Nazar bundan farklı bir temele dayanmaz. Toplumda nazar ile ilgili söylencelerdeki insan profiline bir bakın: Dikkat çekici ve ağırlıklı mavi gözler, bu gözlere sahip olanların deneyimlenmiş hasetliği vardır. Öte tarafta da nazara maruz kalacak olanın her şeyden sakındığı bir değeri…
Bundan sonrası çorap söküğü gibi gelir. Uğursuzluk, terslik, şanssızlık ve ötesi.
Oysa günlük yaşam içinde bu olumsuzluklara zum yaparsak ne denli çok olduklarını rahatlıkla görebiliriz. Tersi için de olumluluk adına aynı oranda geçerli. Bütün mesele zum meselesi.
Yatağın tersinden kalkmak, nazara gelmek, kara kedinin önümüzden geçmesi ve nicesi bu zum meselesinin bir ürünü.
Peki hiç mi dayanağı yok: Elbette.

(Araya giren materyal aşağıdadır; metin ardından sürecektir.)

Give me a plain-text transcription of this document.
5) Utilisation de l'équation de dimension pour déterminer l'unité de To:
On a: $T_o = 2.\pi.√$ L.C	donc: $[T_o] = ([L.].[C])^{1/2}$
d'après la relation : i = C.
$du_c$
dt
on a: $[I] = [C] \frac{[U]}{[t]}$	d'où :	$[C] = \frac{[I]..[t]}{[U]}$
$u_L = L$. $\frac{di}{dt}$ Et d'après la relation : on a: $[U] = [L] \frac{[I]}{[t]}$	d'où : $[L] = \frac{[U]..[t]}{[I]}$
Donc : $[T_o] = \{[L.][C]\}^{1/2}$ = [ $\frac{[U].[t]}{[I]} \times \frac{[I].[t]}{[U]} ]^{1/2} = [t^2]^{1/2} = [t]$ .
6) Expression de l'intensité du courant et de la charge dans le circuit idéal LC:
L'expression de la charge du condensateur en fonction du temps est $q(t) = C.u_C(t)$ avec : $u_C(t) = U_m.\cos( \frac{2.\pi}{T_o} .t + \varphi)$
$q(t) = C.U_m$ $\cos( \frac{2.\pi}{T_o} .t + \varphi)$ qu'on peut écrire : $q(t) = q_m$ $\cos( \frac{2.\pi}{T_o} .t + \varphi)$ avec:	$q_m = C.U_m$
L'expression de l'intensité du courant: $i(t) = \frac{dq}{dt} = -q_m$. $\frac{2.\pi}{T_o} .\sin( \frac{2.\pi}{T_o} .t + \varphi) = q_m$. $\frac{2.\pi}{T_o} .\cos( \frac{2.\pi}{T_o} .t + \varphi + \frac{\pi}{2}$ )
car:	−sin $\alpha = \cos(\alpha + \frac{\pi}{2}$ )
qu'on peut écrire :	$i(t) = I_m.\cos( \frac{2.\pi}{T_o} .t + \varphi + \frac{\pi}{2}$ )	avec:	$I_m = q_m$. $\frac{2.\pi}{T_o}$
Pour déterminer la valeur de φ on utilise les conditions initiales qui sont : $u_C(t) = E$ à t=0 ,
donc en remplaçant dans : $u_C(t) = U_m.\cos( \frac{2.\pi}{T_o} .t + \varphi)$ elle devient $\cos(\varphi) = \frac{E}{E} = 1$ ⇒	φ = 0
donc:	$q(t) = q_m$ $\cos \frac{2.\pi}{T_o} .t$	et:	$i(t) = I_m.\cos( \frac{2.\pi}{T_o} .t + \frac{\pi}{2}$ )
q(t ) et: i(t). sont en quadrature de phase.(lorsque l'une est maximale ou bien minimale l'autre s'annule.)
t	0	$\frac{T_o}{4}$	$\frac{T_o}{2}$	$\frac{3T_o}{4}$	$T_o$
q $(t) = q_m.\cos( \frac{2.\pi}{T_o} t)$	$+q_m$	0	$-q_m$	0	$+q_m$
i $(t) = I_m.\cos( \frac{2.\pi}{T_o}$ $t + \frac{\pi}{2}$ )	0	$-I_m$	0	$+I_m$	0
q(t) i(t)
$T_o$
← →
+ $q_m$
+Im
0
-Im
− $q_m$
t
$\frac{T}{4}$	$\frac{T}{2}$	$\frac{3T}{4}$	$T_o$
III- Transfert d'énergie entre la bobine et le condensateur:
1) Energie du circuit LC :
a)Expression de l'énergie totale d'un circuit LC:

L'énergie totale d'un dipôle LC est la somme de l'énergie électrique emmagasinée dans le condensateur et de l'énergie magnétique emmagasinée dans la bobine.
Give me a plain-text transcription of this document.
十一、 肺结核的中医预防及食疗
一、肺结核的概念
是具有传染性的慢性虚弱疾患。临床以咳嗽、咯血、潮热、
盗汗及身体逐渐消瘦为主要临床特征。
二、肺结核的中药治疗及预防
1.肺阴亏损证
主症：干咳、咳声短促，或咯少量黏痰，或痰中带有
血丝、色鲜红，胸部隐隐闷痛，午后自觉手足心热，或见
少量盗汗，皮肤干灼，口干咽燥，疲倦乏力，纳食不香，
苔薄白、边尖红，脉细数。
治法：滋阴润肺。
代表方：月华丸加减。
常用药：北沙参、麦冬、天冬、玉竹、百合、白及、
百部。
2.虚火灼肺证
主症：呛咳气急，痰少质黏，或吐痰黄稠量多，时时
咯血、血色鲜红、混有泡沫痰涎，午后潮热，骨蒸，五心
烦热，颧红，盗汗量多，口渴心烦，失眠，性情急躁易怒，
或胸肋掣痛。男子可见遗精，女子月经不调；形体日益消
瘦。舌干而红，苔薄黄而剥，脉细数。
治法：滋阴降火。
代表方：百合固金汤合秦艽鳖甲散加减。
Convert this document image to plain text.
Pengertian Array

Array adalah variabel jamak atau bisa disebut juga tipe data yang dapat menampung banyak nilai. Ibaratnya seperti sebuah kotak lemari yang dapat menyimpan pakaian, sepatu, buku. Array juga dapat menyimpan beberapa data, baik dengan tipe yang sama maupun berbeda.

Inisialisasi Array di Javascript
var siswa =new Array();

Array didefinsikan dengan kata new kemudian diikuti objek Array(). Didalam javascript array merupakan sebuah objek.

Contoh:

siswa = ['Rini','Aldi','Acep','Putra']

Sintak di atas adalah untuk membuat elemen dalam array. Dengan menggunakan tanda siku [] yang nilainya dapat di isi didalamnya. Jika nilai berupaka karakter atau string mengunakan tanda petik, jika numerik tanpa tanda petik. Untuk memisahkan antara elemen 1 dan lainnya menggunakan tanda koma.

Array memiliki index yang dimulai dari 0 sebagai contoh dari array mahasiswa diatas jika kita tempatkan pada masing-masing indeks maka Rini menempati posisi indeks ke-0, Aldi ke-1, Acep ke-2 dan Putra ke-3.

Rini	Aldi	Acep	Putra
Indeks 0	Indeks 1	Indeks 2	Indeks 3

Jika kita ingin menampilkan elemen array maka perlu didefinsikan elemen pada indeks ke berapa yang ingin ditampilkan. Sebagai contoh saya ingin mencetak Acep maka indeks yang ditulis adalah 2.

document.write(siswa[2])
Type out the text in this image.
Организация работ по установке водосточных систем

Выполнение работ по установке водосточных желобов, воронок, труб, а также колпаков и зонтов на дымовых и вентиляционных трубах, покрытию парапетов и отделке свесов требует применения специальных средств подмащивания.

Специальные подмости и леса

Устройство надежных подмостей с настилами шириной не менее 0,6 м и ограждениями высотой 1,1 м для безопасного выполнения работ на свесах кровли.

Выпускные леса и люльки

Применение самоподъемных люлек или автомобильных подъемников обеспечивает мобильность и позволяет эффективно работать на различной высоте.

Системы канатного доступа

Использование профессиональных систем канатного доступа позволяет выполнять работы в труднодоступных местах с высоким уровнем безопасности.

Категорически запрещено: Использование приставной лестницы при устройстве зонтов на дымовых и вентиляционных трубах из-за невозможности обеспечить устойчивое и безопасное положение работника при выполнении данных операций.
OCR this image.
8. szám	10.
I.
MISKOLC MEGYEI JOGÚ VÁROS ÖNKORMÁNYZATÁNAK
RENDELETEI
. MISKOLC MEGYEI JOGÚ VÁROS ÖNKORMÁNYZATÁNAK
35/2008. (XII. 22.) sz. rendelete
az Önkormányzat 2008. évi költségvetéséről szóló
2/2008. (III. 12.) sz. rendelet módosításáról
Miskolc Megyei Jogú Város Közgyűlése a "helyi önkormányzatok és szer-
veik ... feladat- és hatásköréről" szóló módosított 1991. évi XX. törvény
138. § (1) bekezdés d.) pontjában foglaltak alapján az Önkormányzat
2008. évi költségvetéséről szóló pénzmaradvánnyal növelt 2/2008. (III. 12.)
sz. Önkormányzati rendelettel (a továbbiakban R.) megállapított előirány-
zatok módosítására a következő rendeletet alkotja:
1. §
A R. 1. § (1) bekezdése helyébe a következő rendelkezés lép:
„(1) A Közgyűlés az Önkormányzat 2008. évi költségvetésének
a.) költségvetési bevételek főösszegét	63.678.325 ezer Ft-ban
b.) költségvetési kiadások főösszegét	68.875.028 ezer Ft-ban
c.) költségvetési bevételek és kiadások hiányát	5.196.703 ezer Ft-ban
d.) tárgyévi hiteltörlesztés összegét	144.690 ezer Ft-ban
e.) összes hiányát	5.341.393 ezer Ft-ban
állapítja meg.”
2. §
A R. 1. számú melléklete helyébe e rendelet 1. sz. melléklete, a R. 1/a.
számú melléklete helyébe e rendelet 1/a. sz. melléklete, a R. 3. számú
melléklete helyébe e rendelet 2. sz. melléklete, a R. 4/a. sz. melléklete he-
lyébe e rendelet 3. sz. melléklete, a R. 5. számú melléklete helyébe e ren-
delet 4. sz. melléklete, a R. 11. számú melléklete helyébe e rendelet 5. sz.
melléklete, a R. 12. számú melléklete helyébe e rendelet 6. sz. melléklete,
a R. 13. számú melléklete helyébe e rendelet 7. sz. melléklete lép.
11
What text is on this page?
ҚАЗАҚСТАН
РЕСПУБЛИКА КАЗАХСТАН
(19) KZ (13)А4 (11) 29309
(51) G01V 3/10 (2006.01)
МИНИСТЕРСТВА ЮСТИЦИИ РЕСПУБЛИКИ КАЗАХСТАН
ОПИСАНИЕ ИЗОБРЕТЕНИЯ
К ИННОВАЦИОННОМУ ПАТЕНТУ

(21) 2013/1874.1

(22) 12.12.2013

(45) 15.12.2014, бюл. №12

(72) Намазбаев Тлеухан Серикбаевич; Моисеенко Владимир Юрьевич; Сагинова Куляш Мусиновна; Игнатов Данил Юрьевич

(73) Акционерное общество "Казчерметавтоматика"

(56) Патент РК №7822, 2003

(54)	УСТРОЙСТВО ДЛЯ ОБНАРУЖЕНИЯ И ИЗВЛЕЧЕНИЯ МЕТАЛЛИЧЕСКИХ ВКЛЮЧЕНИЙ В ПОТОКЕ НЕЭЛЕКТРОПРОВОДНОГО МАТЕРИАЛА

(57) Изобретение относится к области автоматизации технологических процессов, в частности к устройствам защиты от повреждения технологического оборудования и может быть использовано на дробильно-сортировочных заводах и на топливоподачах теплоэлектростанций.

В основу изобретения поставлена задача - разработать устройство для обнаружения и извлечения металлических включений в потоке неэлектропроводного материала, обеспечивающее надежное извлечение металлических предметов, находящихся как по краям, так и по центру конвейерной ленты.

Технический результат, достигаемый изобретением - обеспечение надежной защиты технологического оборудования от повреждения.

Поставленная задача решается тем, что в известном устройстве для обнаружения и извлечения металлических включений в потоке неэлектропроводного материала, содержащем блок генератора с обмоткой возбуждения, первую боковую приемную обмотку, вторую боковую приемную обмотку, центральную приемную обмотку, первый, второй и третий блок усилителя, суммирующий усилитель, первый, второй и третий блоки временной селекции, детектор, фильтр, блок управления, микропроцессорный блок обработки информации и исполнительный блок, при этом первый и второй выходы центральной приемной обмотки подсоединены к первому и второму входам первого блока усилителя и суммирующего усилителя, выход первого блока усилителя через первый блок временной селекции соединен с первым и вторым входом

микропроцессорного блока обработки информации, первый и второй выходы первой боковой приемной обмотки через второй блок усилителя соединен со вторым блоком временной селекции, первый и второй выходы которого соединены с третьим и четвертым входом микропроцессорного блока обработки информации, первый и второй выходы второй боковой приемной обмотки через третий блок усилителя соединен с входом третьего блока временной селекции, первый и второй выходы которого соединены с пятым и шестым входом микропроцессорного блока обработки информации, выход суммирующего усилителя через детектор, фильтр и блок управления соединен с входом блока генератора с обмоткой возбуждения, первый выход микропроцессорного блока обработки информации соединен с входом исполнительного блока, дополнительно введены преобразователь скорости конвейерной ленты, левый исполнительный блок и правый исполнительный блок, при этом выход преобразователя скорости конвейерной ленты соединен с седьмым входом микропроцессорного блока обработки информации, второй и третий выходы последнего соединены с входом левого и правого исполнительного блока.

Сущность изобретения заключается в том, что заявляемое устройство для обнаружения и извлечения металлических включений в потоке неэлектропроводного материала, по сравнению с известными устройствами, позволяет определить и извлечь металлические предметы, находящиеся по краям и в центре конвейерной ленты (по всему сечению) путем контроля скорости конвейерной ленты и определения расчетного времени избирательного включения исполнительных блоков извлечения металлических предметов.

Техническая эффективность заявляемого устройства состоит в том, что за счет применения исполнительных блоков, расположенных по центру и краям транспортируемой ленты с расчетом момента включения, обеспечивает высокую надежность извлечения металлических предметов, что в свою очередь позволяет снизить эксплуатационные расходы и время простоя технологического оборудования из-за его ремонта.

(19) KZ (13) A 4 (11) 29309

Yukarıda girişte verilen örnek tam da bunu anlatıyor. Ancak sorunun kaynağı nazarı değen değil değdiğine inananın, ona o gün boyunca ve devamında , dikkatsiz olacak, hata yaptıracak kadar kaygı yaşamasına, olağan her olumsuzluğu ona yormasına vesile olan psikolojisidir. Sevgiyle…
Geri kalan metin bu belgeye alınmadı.